Hash tables

A hash table is a set of key-value pairs. Access, insertion, and deletion of a key-value pair in a hash table is made efficient by computing a numerical value from the key even if the key is a non-numeric data value such as a text string or structure. The "hashed value" is used as an offset index to quickly locate in a table one or more candidate matches to a full unhashed key value. The actual strategy of locating and verifying an actual match from a candidate hashed value may be "hash and chain" (used in Arity/Prolog32) or "rehash" but the idea is the same: Attempt to complete an operation in essentially the same (fast!) time regardless of the number of entries in the table. This differs from B-trees where the average access time grows as the log of number of entries in the table.

An important difference between hash tables and B-trees in Arity/Prolog32 is that hash tables only use the principal functor of the Key argument used for recording and retrieving. In contrast, the entire Key argument is used in B-tree operations.

Hash tables work well when the hash function creates values that are approximately evenly distributed in range, such that the keys span the table with a minimum of collisions. The hash function used within Arity/Prolog32 was chosen based on a variety of use cases that were thought to be common. The number of hash buckets for a hash table in Arity/Prolog32 may be adjusted using the defineh/2 predicate but is limited to a maximum of 1018.

Generally, a hash table uses less storage space and is faster than a B-tree. However, a B-tree returns data in sorted order, whereas a hash table does not. You should consider using a hash table over a B-tree when fast access is important but sorted term retrieval is not. You should experiment with both hash tables and B-trees (including varying defineb/4, defineb/5, and defineh/2 parameters) to determine what works best for your application. Generally speaking, both methods are fast.

Arity/Prolog32 application developers sometimes use only B-trees because the sorted order of B-tree retrieval and added flexibility is convenient during development and testing.

Note that hash tables are used for managing the namespaces of code worlds and data worlds. All predicate names, for example, are stored in an internal system hash table.

Terms recorded in a hash bucket using the recordh/3 predicate cannot be accessed by other database predicates. For example, you cannot use recorded/3 to search for terms in the hash table, and you cannot use recorda/3 or recordz/3 to add terms to the hash table.

All hash table predicates operate within the current workspace and data world.

Hash table predicates

defineh(+Table, +HashBuckets)

The defineh/2 predicate is used to specify the number of hash buckets to be created for a hash table. The Table argument is the name of the hash table you are defining. The HashBuckets argument is an integer indicating the number of hash buckets to be created for the hash table. The use of the defineh/2 predicate is optional.
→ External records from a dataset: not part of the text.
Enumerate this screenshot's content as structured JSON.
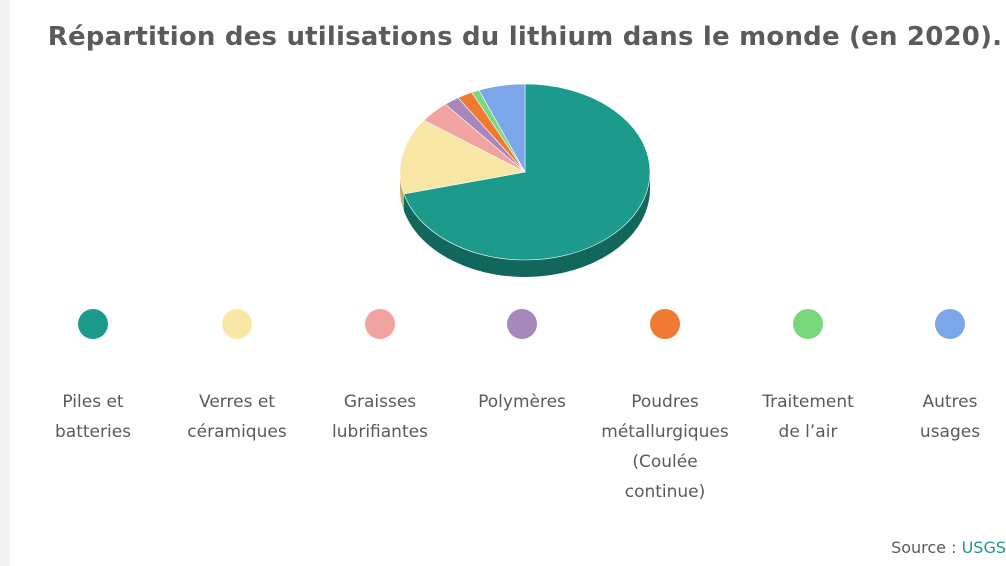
{
  "chart_data": {
    "type": "pie",
    "title": "Répartition des utilisations du lithium dans le monde (en 2020).",
    "slices": [
      {
        "label": "Piles et\nbatteries",
        "value": 71,
        "color": "#1c9a8b",
        "dark": "#12675d"
      },
      {
        "label": "Verres et\ncéramiques",
        "value": 14,
        "color": "#f9e7a5",
        "dark": "#c8b06a"
      },
      {
        "label": "Graisses\nlubrifiantes",
        "value": 4,
        "color": "#f0a3a0",
        "dark": "#b87470"
      },
      {
        "label": "Polymères",
        "value": 2,
        "color": "#a887bd",
        "dark": "#7b5e8c"
      },
      {
        "label": "Poudres\nmétallurgiques\n(Coulée\ncontinue)",
        "value": 2,
        "color": "#f07a32",
        "dark": "#b3551e"
      },
      {
        "label": "Traitement\nde l’air",
        "value": 1,
        "color": "#79d87c",
        "dark": "#4ea24f"
      },
      {
        "label": "Autres\nusages",
        "value": 6,
        "color": "#7ba6ea",
        "dark": "#5479b4"
      }
    ],
    "legend_position": "bottom"
  },
  "source": {
    "prefix": "Source : ",
    "link": "USGS"
  }
}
If you use recordh/3 without using defineh/2, the system will store the hash table terms in a hash table containing 64 hash buckets (appropriate for less than 1000 distinct keys, depending on your application). Increasing the number of hash buckets may improve hash table performance. Up to a point, the more hash buckets defined, the more efficiently a term stored in a hash table can be retrieved. Each hash bucket uses 4 bytes of database space and all hash buckets for a hash table must fit on a single database page which is 4kb minus a small amount of overhead. The number of hash buckets that will be created is the minimum of HashBuckets and 1018.

Regardless of the number of HashBuckets that a table has, you can store as many keys and as many terms under a key in a table as you would like up to the size limit of the database itself (2 Gb).

recordh(+Table, +Key, +Term)

The recordh/3 predicate is used for recording terms in a hash table. The Table argument is the name you give to the hash table. The Key argument indicates the category under which you want the term recorded. In other words, the Key specifies the hash bucket into which the term should be recorded. The Term argument is the term that is recorded in the hash table.

NOTE: Only the principal functor of the Key is used in a hash table. The value of Key must be instantiated.

replaceh(+Table, +Key, +OldTerm, +NewTerm)

The replaceh/4 predicate can be used to replace the occurrence of OldTerm indexed by Key in a hash Table with NewTerm.

retrieveh(+Table, -Key, -Term)

The retrieveh/3 predicate returns through backtracking all entries in Table that unify with Key and Term. The order of retrieval is not well-defined.

removeh(+Table, -Key, -Term)

The removeh/3 predicate is used to delete one or more terms from the Table. The removeh/3 deletes one stored term at a time, returning through backtracking each term that unifies with Key and Term.

removeallh(+Table)

The removeallh/1 predicate deletes the entire Table and removes its definition.